I found the other week that my Hyper-V server, running Server Core and nothing else was restarting all of its own accord. As this is just a server at home, and the monitor is switched off 99% of the time I had not noticed it blue screening.
So looking in the event log (remotely of course, as it was running Server Core) to see why, I noticed it had done the same thing every day at a few minutes past 1pm – one of my scheduled backup times during the day.
I was getting Event ID 1001 at about 1:03pm each day. So I changed the time of the backup (using Windows Server Backup, command line) to 11pm and I got 1001 bugchecks at 11:03pm each day.

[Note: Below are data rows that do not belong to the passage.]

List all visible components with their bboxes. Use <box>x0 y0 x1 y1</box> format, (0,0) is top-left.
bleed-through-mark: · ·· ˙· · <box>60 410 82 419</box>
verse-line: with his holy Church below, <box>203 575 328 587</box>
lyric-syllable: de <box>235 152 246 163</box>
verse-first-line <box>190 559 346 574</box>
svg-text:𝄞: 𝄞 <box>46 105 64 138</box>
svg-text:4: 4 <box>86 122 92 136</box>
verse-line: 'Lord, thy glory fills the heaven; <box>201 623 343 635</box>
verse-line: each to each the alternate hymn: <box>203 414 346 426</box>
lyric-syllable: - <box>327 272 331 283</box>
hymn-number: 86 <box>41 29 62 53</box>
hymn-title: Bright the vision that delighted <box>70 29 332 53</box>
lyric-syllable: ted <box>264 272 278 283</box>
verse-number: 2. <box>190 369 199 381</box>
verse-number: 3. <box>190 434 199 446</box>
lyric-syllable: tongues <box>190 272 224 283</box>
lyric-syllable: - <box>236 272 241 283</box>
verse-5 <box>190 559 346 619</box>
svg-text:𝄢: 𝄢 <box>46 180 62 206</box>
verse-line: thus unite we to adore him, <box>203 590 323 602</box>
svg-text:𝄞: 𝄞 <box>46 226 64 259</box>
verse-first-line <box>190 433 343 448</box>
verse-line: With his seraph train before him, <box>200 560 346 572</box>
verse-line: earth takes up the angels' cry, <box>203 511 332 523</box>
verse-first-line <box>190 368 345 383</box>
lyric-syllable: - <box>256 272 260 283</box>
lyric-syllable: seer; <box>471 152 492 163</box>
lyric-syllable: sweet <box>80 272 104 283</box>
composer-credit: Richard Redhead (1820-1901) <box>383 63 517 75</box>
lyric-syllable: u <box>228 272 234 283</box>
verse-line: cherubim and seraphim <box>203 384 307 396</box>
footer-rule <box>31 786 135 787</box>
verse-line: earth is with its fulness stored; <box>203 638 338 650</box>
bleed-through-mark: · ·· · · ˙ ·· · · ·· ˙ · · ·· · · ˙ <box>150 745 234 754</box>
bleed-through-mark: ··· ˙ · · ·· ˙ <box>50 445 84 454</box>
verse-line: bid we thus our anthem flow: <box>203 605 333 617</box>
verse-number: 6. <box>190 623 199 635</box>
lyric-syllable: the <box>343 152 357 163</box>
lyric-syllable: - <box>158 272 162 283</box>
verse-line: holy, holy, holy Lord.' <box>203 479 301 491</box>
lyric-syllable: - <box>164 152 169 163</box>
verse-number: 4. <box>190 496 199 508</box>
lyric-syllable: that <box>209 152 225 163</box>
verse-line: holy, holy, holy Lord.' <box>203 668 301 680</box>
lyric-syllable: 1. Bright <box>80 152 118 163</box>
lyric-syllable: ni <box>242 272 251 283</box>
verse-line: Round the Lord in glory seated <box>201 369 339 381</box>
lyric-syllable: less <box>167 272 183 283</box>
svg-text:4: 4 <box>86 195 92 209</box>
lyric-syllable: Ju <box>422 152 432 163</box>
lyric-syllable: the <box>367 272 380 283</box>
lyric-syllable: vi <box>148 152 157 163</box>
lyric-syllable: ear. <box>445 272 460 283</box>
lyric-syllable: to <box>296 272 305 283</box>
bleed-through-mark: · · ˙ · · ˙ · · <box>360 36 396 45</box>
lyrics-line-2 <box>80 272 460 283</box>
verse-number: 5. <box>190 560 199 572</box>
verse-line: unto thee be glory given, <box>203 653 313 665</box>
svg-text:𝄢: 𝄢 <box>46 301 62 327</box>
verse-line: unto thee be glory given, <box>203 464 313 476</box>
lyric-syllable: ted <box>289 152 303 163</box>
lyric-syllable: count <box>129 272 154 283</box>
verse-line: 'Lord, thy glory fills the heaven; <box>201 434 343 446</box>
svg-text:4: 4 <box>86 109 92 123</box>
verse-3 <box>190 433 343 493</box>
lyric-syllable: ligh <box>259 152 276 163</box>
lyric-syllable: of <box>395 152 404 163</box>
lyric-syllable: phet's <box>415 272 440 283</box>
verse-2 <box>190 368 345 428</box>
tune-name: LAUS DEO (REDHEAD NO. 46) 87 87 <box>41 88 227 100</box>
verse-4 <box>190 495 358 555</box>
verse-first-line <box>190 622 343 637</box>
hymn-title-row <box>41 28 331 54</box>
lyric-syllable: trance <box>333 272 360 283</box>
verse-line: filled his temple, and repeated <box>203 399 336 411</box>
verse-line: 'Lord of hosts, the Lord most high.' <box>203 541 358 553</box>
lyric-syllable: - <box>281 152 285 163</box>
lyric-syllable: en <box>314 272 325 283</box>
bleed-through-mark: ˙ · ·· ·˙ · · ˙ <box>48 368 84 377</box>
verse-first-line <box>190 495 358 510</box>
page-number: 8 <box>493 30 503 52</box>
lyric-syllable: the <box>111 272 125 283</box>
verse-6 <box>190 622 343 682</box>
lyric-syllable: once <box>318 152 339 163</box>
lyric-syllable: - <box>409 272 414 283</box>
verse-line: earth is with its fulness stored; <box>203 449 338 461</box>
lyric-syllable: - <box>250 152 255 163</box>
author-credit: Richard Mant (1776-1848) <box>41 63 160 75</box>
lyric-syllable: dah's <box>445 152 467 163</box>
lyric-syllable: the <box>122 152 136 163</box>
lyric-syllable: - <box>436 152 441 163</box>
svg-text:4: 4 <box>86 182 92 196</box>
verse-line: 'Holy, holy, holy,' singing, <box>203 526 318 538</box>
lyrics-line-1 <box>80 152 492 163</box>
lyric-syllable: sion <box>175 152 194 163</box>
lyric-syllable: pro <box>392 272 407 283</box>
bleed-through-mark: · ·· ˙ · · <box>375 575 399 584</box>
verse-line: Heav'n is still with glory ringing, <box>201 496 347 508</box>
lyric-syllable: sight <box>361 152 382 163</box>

There was nothing else recorded in the event log, apart from the usual system start/TCP-IP etc messages and no clue as to the reason for the failure. All I had was the BugCheck, an example being 0x0000007e (0xffffffffc0000047, 0xfffff80003676b48, 0xfffffa60019ff5c0, 0xfffffa60019ff660.
A bit of research later, and ignoring most of the posts regards VSS and Hyper-V I came across http://support.microsoft.com/kb/958662/en-us and http://support.microsoft.com/kb/960038/en-us (the latter of these is a hotfix) which I applied and solved the problem.
It would seem that Hyper-V and VSS based backups have an issue with some backups if a virtual machine is in a running state. It is possible to save the Hyper-V guest machine and then back it up without issue, but of course this kicks people of the virtual machine – a bit pointless really unless its a development machine. To turn off backup for a Hyper-V machine, so that the server does not bluescreen then either disable the Backup (volume snapshot) option in the guest machine settings, under Integration Services or install the hotfix and reboot once.